Specifically, these schools have autonomy from the centralized bureaucracy of school districts, which gives them more control over curricula and hiring. Because principals control budgets at autonomous schools, they’re able to pay great teachers more and reward high performers.
Why is a teacher-centric approach so vital? Ample research shows that excellent teachers are the most critical factor in student success. A 2011 analysis by Stanford University’s Erik Hanushek showed that by replacing the bottom 10% of teachers with average teachers, the U.S. could reach the education achievement levels of top-performing countries such as Finland and Canada.
Paying teachers more is an important part of the solution. Many believe this must be done through increased spending, but the answer often lies in more effective allocation of existing resources.
In Indiana the growth rate for non-teaching staff and teaching assistants from 1987 to 2012 was 70.3%, nearly 10 times the 7.7% growth rate among students, according to a 2013 analysis by Ben Scafidi, director of the Education Economics Center at Kennesaw State University. Had growth among non-teaching staff and teaching assistants merely kept pace with that of students, Mr. Scafidi estimated that every Indiana teacher could have seen a nearly $26,000 salary increase on the $51,000 base that average midcareer Indiana teachers receive today.

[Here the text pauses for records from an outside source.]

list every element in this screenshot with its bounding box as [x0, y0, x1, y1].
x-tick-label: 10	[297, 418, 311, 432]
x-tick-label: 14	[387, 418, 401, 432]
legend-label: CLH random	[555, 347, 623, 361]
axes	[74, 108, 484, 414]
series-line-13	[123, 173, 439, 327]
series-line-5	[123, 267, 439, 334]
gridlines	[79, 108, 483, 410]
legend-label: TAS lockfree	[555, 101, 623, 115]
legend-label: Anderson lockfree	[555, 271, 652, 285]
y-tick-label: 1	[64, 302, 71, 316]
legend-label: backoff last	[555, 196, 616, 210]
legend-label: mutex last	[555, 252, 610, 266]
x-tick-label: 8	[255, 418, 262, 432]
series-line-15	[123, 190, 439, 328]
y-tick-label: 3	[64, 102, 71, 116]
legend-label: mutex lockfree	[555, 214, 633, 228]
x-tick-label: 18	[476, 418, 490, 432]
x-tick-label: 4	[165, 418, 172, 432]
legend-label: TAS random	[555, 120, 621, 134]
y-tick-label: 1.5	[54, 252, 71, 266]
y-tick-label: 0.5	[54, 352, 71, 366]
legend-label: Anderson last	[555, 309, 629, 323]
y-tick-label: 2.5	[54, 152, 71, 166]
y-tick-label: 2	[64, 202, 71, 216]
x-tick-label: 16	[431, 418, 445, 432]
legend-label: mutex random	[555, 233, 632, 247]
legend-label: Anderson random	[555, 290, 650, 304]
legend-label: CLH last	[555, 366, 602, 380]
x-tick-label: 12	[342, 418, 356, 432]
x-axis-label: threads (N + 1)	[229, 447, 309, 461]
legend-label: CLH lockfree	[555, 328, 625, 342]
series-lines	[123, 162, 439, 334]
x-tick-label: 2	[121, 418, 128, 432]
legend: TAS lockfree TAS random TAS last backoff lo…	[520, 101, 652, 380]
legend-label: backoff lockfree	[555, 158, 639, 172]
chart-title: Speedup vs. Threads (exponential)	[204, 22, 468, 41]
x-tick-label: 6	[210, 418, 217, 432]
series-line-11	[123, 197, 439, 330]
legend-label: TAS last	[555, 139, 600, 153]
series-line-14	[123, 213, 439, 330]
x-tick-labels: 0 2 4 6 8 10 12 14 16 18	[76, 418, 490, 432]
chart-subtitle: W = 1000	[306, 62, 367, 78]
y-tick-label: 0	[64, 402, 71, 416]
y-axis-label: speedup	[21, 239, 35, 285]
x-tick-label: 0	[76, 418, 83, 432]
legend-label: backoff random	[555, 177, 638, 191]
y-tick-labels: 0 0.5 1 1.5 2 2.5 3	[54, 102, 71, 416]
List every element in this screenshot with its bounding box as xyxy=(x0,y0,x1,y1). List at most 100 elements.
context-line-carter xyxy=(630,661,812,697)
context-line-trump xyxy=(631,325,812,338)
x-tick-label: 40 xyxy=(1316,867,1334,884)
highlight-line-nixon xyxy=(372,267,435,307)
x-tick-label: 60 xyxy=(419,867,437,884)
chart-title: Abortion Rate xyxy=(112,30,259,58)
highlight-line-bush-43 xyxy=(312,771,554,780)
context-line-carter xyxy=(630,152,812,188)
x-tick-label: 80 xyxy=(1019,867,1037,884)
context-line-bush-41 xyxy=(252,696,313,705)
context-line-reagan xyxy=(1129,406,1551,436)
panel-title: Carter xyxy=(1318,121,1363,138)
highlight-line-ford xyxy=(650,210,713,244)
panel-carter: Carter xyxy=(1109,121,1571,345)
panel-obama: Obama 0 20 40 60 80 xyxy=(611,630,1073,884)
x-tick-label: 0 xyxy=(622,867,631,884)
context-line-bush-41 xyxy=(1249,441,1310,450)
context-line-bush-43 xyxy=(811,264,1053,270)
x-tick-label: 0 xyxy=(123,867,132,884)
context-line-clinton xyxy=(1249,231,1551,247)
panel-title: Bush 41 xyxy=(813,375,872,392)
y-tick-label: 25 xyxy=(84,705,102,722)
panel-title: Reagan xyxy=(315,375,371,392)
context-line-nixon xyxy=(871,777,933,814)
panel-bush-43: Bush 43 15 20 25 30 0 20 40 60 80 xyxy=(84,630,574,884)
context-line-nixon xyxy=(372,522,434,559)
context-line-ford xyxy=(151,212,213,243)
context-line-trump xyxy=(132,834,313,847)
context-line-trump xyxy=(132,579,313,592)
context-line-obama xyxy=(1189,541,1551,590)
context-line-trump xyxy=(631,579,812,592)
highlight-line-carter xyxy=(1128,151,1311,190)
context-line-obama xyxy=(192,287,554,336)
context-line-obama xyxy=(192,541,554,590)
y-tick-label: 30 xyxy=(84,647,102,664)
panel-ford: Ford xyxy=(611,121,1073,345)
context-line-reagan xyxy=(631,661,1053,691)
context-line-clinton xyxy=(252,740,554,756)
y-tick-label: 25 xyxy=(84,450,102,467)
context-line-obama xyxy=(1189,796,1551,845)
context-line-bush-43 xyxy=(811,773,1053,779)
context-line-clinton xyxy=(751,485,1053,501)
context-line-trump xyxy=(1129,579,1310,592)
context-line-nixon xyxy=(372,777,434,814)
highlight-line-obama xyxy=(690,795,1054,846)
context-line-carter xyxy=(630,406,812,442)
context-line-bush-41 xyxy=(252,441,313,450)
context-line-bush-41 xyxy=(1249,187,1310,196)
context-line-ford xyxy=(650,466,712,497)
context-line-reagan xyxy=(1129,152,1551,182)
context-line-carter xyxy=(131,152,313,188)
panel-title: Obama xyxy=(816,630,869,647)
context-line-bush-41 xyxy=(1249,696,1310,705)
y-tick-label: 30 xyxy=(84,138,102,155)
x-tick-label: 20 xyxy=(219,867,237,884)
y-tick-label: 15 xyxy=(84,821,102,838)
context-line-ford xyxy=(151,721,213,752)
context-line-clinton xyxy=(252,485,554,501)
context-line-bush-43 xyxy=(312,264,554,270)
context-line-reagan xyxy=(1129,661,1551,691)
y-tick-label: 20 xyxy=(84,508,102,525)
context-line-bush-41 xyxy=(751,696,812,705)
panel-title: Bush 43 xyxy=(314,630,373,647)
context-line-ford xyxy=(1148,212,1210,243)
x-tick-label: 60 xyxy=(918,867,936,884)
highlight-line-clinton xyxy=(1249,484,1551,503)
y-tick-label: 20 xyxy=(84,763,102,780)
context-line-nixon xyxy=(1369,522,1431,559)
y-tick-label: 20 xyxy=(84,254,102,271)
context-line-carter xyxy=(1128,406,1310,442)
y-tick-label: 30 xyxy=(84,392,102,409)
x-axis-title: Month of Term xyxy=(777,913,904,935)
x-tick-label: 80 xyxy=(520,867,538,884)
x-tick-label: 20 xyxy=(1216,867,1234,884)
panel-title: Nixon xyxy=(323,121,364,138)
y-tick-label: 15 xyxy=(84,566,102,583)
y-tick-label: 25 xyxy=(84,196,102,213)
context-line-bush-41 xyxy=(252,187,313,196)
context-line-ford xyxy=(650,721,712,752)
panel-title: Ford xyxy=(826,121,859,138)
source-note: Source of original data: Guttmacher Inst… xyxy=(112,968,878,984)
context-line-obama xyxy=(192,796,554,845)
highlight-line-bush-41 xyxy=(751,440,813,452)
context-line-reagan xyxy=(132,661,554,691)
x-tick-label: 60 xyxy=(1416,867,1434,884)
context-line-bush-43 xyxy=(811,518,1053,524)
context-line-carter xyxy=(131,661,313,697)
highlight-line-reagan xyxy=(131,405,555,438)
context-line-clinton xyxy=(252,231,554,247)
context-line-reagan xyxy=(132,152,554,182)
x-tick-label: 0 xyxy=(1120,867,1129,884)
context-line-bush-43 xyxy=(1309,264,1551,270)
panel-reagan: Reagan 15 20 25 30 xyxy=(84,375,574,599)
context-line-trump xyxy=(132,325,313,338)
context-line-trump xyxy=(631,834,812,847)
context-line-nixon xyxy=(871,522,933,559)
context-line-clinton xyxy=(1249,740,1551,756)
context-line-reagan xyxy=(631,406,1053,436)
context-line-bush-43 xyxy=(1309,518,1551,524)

Such facts underscore the need for shifting dollars and decision-making to the school level, which would enable principals to reward excellent teachers by compensating them well. Creating such a system is not easy, in part because there is significant resistance.
Some of that resistance is driven by self-preservation. The jobs of thousands of administrators in top-heavy district offices depend on keeping centralized control. Unions want to protect jobs and seniority-based hiring and compensation. They fight giving school administrators the authority to assemble teams of quality teachers, regardless of experience, and the power to terminate underperforming teachers.
Yet with strong local leadership and enough political will, educators and families can defeat the forces against change. New Orleans is a prime example. Since Hurricane Katrina in 2005, the city has restructured its top-down model into a system of autonomous public charter schools. The percentage of proficient 3rd through 8th grade students has grown to 63% from 35%, according to a 2013 analysis of state data by the nonprofit New Schools for New Orleans. That growth puts New Orleans on track to become the nation’s only high-poverty urban district to surpass its state’s proficiency rate.
Here in Indiana, the state legislature passed an innovative law in March allowing Indianapolis’s largest school district to create public schools that have contractually guaranteed autonomy from the district’s central office, while being exempt from the district’s collective-bargaining agreement. Such exemptions give school leaders more power to recruit high-quality teachers and pay them based on merit and market value.
Indianapolis Public Schools Superintendent Lewis Ferebee championed the new law, and the district is working with The Mind Trust, a local nonprofit, to recruit and train talented administrators and teachers to launch and run the autonomous schools. This could lead to more success stories like Harshman Magnet Middle School throughout the city, establishing a national model.
We all know that changing K-12 education is difficult. Achieving it begins with allowing more autonomy for schools and teachers, and less control from unions and administrators. The future of the American economy-and of today’s students-depends on it.
Mr. Hubbard, a former director of the National Economic Council during the George W. Bush administration, is chairman of Indianapolis-based E&A Companies.